Un grito desgarrador se oye en la pradera. Elsa se arrastra de rodillas a los pies de Lohengrin. El pueblo aclama al héroe sagrado, suplicándole que permanezca a su lado.

Lohengrin impone silencio a todos, y besa, llorando, a la pobre Elsa, que se retuerce de dolor a sus pies. Entonces, sobre las aguas del río, aparece el cisne remolcando la barca encantada. Lohengrin acaricia el cuello del cisne tristemente, y volviéndose al pueblo habla por última vez:

—He aquí el pobre cisne, que sufrirá aún más que yo por el perjurio de Elsa. Transcurrido un año de fe a vuestro lado el cisne se hubiera salvado del sortilegio que le encadena y hubiera recobrado su forma humana. Porque sabed todos este cisne es el hermano de Elsa, el príncipe de Brabante.

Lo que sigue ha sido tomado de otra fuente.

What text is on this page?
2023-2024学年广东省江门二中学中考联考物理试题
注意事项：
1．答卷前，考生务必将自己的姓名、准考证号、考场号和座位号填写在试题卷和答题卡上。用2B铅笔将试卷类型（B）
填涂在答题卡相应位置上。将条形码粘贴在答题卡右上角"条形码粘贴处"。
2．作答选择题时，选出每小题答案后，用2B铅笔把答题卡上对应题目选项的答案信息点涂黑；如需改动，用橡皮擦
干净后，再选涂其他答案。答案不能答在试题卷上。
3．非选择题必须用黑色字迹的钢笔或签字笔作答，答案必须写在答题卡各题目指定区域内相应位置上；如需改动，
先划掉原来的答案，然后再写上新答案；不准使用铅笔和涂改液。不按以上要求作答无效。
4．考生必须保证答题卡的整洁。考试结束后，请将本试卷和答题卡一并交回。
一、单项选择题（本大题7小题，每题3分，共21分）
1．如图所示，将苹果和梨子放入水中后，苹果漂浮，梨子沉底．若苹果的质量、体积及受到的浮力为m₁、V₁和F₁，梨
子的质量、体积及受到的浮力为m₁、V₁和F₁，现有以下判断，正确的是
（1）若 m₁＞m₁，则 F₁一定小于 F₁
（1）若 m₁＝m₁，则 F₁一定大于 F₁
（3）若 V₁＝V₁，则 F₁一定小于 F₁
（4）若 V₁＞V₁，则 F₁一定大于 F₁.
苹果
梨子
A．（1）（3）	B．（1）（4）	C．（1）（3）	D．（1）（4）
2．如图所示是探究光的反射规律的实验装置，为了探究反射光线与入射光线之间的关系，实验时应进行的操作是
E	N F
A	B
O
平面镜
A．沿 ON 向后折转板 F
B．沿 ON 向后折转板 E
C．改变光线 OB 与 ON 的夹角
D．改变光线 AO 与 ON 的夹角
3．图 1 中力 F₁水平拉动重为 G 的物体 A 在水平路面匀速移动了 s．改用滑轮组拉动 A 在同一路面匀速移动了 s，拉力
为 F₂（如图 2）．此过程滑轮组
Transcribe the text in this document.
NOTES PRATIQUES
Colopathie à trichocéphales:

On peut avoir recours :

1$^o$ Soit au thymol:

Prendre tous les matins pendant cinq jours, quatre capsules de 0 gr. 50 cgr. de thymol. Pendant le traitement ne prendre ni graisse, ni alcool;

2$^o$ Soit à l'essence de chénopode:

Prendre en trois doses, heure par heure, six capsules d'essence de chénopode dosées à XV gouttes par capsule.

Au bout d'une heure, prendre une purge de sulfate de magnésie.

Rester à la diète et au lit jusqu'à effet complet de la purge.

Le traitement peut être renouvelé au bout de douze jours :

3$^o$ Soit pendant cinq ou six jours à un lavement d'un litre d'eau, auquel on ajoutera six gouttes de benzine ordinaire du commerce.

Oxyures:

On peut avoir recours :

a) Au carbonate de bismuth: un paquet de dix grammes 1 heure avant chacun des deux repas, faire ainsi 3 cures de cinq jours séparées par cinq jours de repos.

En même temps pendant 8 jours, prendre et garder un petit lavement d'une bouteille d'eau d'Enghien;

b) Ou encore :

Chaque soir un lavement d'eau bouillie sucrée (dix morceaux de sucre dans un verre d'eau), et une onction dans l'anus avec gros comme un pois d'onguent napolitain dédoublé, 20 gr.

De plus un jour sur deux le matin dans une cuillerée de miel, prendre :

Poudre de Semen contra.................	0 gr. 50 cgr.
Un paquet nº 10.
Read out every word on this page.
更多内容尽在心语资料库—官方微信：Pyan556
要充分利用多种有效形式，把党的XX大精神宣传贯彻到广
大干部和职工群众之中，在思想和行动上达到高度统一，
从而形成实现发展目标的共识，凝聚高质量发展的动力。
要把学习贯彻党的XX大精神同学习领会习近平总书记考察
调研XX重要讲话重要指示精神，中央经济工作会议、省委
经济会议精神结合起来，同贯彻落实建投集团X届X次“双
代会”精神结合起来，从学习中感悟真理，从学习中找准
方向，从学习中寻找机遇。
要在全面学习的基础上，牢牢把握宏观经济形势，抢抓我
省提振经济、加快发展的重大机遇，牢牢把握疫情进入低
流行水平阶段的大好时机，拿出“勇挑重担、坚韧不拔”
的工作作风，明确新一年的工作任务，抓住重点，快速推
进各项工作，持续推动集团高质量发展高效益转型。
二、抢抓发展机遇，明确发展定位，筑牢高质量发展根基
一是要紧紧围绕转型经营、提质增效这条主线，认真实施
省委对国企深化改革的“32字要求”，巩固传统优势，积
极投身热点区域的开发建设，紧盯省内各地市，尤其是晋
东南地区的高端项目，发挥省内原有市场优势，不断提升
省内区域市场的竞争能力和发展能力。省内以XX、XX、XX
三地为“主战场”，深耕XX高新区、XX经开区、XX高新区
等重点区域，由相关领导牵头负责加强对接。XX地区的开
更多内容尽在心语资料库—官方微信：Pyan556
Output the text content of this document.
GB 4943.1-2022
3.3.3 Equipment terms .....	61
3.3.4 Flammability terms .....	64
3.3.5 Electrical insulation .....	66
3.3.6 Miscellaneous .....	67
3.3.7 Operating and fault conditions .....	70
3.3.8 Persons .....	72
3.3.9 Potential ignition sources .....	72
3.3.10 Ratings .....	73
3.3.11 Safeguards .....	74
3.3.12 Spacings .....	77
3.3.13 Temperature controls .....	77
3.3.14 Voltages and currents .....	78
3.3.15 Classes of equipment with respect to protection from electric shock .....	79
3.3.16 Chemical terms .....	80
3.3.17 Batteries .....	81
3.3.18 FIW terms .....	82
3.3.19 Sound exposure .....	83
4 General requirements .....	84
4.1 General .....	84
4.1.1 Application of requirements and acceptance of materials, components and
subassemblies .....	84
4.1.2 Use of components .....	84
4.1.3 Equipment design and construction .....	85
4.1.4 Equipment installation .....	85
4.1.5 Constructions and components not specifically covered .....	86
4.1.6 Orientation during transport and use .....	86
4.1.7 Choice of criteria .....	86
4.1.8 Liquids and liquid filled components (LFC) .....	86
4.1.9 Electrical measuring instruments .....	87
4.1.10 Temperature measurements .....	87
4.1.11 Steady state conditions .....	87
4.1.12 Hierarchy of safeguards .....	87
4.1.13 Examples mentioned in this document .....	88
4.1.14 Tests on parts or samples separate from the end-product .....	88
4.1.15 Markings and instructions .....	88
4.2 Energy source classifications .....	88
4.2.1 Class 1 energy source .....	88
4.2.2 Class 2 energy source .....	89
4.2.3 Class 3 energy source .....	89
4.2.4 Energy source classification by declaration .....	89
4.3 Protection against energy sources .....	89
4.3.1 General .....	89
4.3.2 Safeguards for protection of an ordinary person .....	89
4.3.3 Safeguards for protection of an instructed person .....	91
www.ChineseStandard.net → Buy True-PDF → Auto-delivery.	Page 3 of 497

Al oír esto, abriéndose paso a empujones, avanza la bruja Ortrudis con los ojos llameantes de gozo infernal, gritando:

—Yo fui quien lo robó en el bosque y lo transformó en animal, sujetándole al cuello una brida de oro. ¡Llora a tu príncipe, pueblo de Brabante! Matadme si queréis; nadie me quitará el placer de mi venganza.

Entonces aparece en el aire la blanca paloma del Graal y comienza a volar sobre la barca. Al verla, Lohengrin cae de rodillas, y comprendiendo el celeste aviso, corta con su espada las bridas de oro. El cisne se sumerge en el agua y en su lugar aparece un hermoso adolescente: es el príncipe Godofredo.

Un grito de admiración conmueve toda la pradera. El joven Godofredo se adelanta a saludar a su pueblo y abraza luego a su hermana, que le besa llenándole de lágrimas.

Lohengrin sujeta las bridas al cuello de la paloma y, conducida por ella, la barca se desliza río abajo hacia el mar.

El pueblo despide tristemente al héroe. Elsa vuelve sus ojos hacia el río y cae desmayada en brazos de su hermano.

La barca encantada se interna en el mar y ya sólo se ve a lo lejos, relumbrando al sol, la armadura de plata de Lohengrin.